Sejarah Desa Kerobokan hingga saat ini tidak ada bukti-bukti otentik yang mendukung fakta kesejahrahan menyangkut Desa Kerobokan, baik berupa babad, dokumen, prasasti maupun catatan-catatan sejarah lainnya. Menurut penuturan orang tua yang berkembang secara turun-temurun, sejarah Desa Kerobokan dapat dikemukakan sebagai berikut.
Kerobokan semula bernama Desa Pidanmasana, termasuk desa tua yang berlokasi disebelah selatan dari pada Desa Kerobokan yang ada sekarang, melintang dari arah utara ke selatan. Waktu itu desa Pidanmasana dipimpin oleh Dewa Bagus Manik Macuet sebagai pimpinan tertinggi dengan jumlah penduduk sebanyak 40 KK. Kepemimpinan Dewa Bagus sangat keras dan bengis dan sifat-sifat diktaktor/otoriter. Karena sifat-sifat kepeminpinannya ini, masyarakat merasa tertekan dan takut, serta menganggap pimpinan itu sebagai raja. Tetapi masa kepemimpinan Dewa Bagus tidaklah berlangsung lama, karena beliau keburu meninggal akibat suatu penyakit yang tak terobati, tanpa meninggalkan anak dan istri di Desa Pidan masana ini.
Konon sebelum meminpin Desa Pidanmasana Dewa Bagus Manik Macuat, berdomisili di Desa Pegamelan (Desa Penarukan sekarang). Di Desa Pegamelan, beliau kawin dengan anak perempuan Jero Bendesa dan mempunyai seorang anak laki-laki, yang karena kawin dengan seorang yang berkasta rendah, maka oleh masyarakat desa Pegamelan kastanya diturunkan menjadi Bagus. Akibat rasa tidak puas penurunan kasta tersebut, beliau pergi ke Desa Pidanmasana sendirian, yaitu desa yang berada disebelah timur desa Pegamelan. Di Desa Pidanmasana ini, Dewa Bagus Manik Macuet mungkin dianggap paling berwibawa dan lebih bijaksana, maka ditunjuk sebagai pemimpin desa.
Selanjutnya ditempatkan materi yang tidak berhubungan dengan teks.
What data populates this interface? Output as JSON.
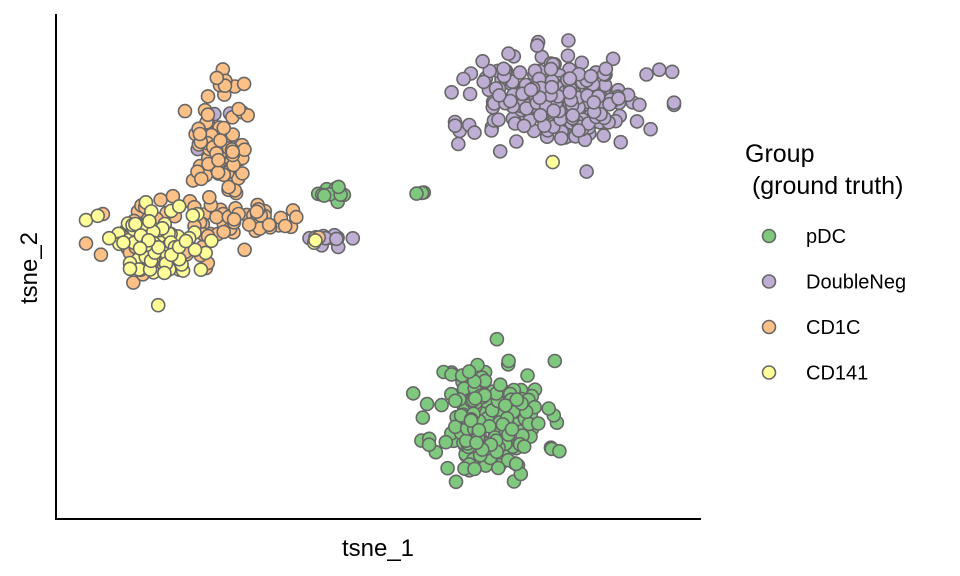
{
  "chart_data": {
    "type": "scatter",
    "title": "",
    "xlabel": "tsne_1",
    "ylabel": "tsne_2",
    "xlim": [
      0,
      100
    ],
    "ylim": [
      0,
      100
    ],
    "axis_ticks_shown": false,
    "grid": false,
    "legend": {
      "placement": "right",
      "title_lines": [
        "Group",
        " (ground truth)"
      ]
    },
    "series": [
      {
        "name": "pDC",
        "color": "#7fc97f",
        "clusters": [
          {
            "cx": 68.5,
            "cy": 18.0,
            "sx": 4.6,
            "sy": 6.2,
            "n": 200,
            "seed": 11
          },
          {
            "cx": 42.0,
            "cy": 65.5,
            "sx": 1.4,
            "sy": 1.0,
            "n": 10,
            "seed": 21
          },
          {
            "cx": 56.6,
            "cy": 65.3,
            "sx": 0.5,
            "sy": 0.5,
            "n": 3,
            "seed": 31
          }
        ]
      },
      {
        "name": "DoubleNeg",
        "color": "#beaed4",
        "clusters": [
          {
            "cx": 80.0,
            "cy": 85.0,
            "sx": 6.8,
            "sy": 4.8,
            "n": 250,
            "seed": 12
          },
          {
            "cx": 41.0,
            "cy": 56.0,
            "sx": 2.0,
            "sy": 0.9,
            "n": 12,
            "seed": 22
          },
          {
            "cx": 23.5,
            "cy": 75.0,
            "sx": 1.4,
            "sy": 3.8,
            "n": 15,
            "seed": 32
          },
          {
            "cx": 6.0,
            "cy": 56.0,
            "sx": 0.9,
            "sy": 0.6,
            "n": 3,
            "seed": 42
          }
        ]
      },
      {
        "name": "CD1C",
        "color": "#fdc086",
        "clusters": [
          {
            "cx": 23.5,
            "cy": 74.0,
            "sx": 2.6,
            "sy": 8.5,
            "n": 90,
            "seed": 13
          },
          {
            "cx": 14.0,
            "cy": 56.0,
            "sx": 4.8,
            "sy": 3.6,
            "n": 60,
            "seed": 23
          },
          {
            "cx": 30.0,
            "cy": 60.0,
            "sx": 2.8,
            "sy": 1.3,
            "n": 25,
            "seed": 33
          },
          {
            "cx": 39.0,
            "cy": 56.0,
            "sx": 0.6,
            "sy": 0.5,
            "n": 3,
            "seed": 43
          }
        ]
      },
      {
        "name": "CD141",
        "color": "#ffff99",
        "clusters": [
          {
            "cx": 13.5,
            "cy": 55.0,
            "sx": 4.4,
            "sy": 4.0,
            "n": 85,
            "seed": 14
          },
          {
            "cx": 40.0,
            "cy": 56.0,
            "sx": 0.6,
            "sy": 0.5,
            "n": 2,
            "seed": 24
          },
          {
            "cx": 79.0,
            "cy": 71.8,
            "sx": 0.2,
            "sy": 0.2,
            "n": 1,
            "seed": 34
          }
        ]
      }
    ]
  }
}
Sepeninggal Dewa Bagus Manik Macuat dan akibat kekosongan kepeminpinan di desa, maka timbul huru-hara dan perpecahan diantara penduduk Desa Pidanmasana, yang mengakibatkan korban manusia, sehingga penduduk desa menjadi berkurang. Juga persatuan dan kesatuan suliut dibina, malahan mengarah kepada hal-hal yang lebih krusial. Untuk menghindari jatuhnya korban yang lebih banyak, maka timbul keinginan beberapa orang penduduk desa Pidanmasana, untuk pindah tempat tinggal, bergerak kearah utara, membuat pemukiman baru. Karena penduduk merasa lebih aman dan lebih damai tinggal diwilayah pemukiman yang baru, maka seluruh penduduk Pidanmasana ikut pindah ke sebelah utara, dan tempat pemukiman yang baru ini oleh semua penduduk diberi nama Kerobokan.
Adapun pemberian nama Kerobokan ini, disebabkan karena timbulnya desa baru ini adalah akibat dari petikaian, perpecahan atau perkelahian antar penduduk yang berdampak pada kehancuran itu sendiri ( bahasa bali “ saling kerobok” ). Pada waktu itu wilayah Kerobokan mencakup wilayah Banjar Dalem dan Banjar Bale Agung (belum termasuk wilayah Banjar Kloncing) dan Desa yang baru ini, pertama kalinya dipimpin oleh Kaki Mukiadi sebagai kelian desa adat, sedangkan secara administrative pemerintahan dilakukan oleh sorang Manca yang berkedudukan di desa Penarukan.
Penggabungan Keperbekelan Kerobokan dengan Keperbekelan Kloncing yang sebelumnya berdiri sendiri sebagai satu Keperbekelan, menjadi Desa Kerobokan dilakukan tahun 1969, dengan maksud memenuhi persyaratan administrastif pembentukan sebuah desa dinas. Dengan bergabungnya Perbekelan Kloncing, maka wilayah Desa Kerobokan menjadi 3 (tiga) banjar, yaitu Banjar Dalem, Banjar Baleagung dan Banjar Kloncing, walapun secara adat banjar Kloncing masih tetap berdiri sendiri sebagai satu kesatuan desa adat. Dengan demikian, Desa Kerobokan mewilayahi 2 (dua) desa adat, yaitu Desa Pakraman Kerobokan dan Desa Pakraman Kloncing.